- يا حلاوة الحب
- Directed by: Hussein Fawzi
- Starring: Mohamed Fawzi; Naima Akef; Suleiman Naguib; Lola Sedki; Zeinat Sedki; Fouad Shafiq; Widad Hamdi; Mohamed Tawfik; Abdel Hamid Badawi;
- Release date: October 29, 1952;
- Country: Egypt
- Language: Arabic

= The Sweetness of Love =

The Sweetness of Love (يا حلاوة الحب, transliterated as Ya Halawaat al-Hob) is an Egyptian film released in 1952. The film is based on the Franco-German film, A Night in Paradise, released in 1932 in German and the following year as Une nuit au paradis in French.

==Synopsis==
Shukria (Lola Sedki) is a spoiled girl whose father Fouad Shafiq) fulfills her every command.
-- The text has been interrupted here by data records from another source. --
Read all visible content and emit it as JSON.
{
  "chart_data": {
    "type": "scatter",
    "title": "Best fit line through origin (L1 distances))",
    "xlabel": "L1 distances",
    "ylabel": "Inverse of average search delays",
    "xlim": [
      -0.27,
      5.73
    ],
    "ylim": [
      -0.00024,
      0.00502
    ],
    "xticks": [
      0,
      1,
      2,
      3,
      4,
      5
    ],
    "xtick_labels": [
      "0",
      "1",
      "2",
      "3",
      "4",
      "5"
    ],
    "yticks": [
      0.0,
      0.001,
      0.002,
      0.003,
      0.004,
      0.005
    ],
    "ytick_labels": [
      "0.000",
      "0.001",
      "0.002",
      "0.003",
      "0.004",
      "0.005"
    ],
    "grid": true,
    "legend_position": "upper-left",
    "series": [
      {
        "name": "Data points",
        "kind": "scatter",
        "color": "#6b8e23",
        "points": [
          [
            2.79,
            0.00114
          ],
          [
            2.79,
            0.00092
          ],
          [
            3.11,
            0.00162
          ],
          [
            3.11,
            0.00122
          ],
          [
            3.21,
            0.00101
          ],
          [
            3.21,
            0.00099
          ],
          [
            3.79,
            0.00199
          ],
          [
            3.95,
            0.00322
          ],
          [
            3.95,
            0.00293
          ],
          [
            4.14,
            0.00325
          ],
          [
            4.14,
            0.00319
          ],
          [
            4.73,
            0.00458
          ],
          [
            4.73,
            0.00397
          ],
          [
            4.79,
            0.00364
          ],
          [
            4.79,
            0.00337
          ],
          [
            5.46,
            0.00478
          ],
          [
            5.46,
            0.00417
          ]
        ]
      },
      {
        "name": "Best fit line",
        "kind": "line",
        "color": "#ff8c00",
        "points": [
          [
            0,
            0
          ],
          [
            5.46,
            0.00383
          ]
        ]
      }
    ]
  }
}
She wants to marry the singer Nabil (Mohamed Fawzi) to inherit the fortune of his uncle (Suleiman Naguib). Shukria's father invites Nabil to a party to help her charm him. A clothing store attendant (Naima Akef) arrives and loves to sing and dance. Nabil and his uncle both fall in love with her at first sight.

==Songs==
The songs in the film include lyrics by Abo El Seoud El Ebiary, Mamoun el-Shenawy, Mustafa al-Sayed, and Fathi Qura.